Richard Strauss’ departure from his literary-based tone poems first came to fruition in Tod und Verklärung (Death and Transfiguration), choosing instead to express musically the contemplations of a dying man. Fleeting motifs are used as hints or suggestions of events and emotions to capture the struggle between life and death as the unnamed artist catches glimpses of his past life before the ultimate transfiguration. Oramo and the BBCSO produced a red-blooded yet sensitive performance, full of nuance and vitality, from the irregular pulsing of the opening section, signifying the faltering heartbeat, through the full-on attack of the struggle with death, sweet nostalgic reminiscences, to the glorifying redemption of the closing “transfiguration”. Oramo carefully teased out the threads of this remarkable score, with wind solos floating effortlessly and wistfully and the brass powerful but not overpowering. There was good contrast in textures and mood swings, and the fine robust sound of the BBCSO throughout was a genuine treat. 
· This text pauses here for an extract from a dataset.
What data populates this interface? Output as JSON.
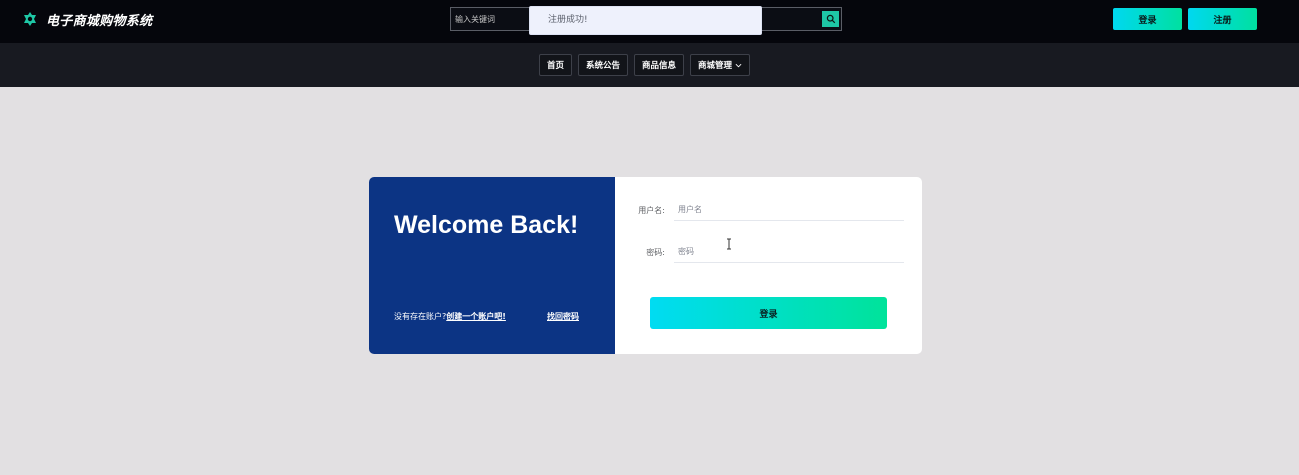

Alina Pogostkina’s performance of Alban Berg’s Violin Concerto (“To the Memory of an Angel”), his last completed work, was no less emotionally charged. With the twin inspirations of Manon Gropius, daughter of Alma Mahler, who had died suddenly aged 18, and Hanna Fuchs-Robettin, with whom Berg had just finished a ten-year affair, the concerto is a masterly mix of the diatonic and the dodecaphonic, with the ultimate emotional impact of the piece borne out through its highly expressive nature. Pogostkina played with understated power and intensity, producing thoughtful and poetic lines with a rounded warmth in the lower registers and burnished sweetness in the upper. Oramo maintained a careful balance between soloist and orchestra, shaping the piece meticulously like a breathing organism. Pogostkina exerted a fiery elegance, with elements of dreaminess intermingled with cheery moments, interrupted by suitably astringent and volcanic eruptions in the second part. Alien timbres were nicely executed, and Oramo kept the Bach chorale Es ist genug on the mysterious side, while the final passage depicting Manon’s death and transfiguration took us into the stratosphere and was quite sublime in its purity and beauty.

The BBCSO and Oramo began their Sibelius symphony cycle with the most famous of the lot. 102 years ago, Sibelius celebrated his 50th birthday with the first performance of his Symphony no. 5 in E flat major in its original version. Performing the more usual second revision dating from 1919, Oramo was in indulgent form, generous with movement, shaping and extremes of dynamics (the strings were barely audible in one section, which was to great effect), while not falling into the trap of theatrically over-exaggerating.

The complex layering and syncopations within the piece were on the whole well-controlled, with just one or two moments in the first movement subject to a slight muddying. The shimmering strings and bassoon solo in the first movement and the bright, lilting winds in the Allegro moderato section were particular highlights early on, and Oramo brought crispness where needed with strings scrubbing away and steadfastly authoritative brass. The second movement was delicate and flowing, with a nice chipper middle section and singing pizzicato, while the Finale was full-bodied and life-affirming with a wonderfully resonant brass sound in the “swan hymn”. The BBCSO was heart-warming and technically brilliant throughout, and Oramo’s grand sweeping gestures were controlled by outstretched arms like the majestic swans in flight that so inspired Sibelius. Oramo’s Sibelius cycle could well be one to watch.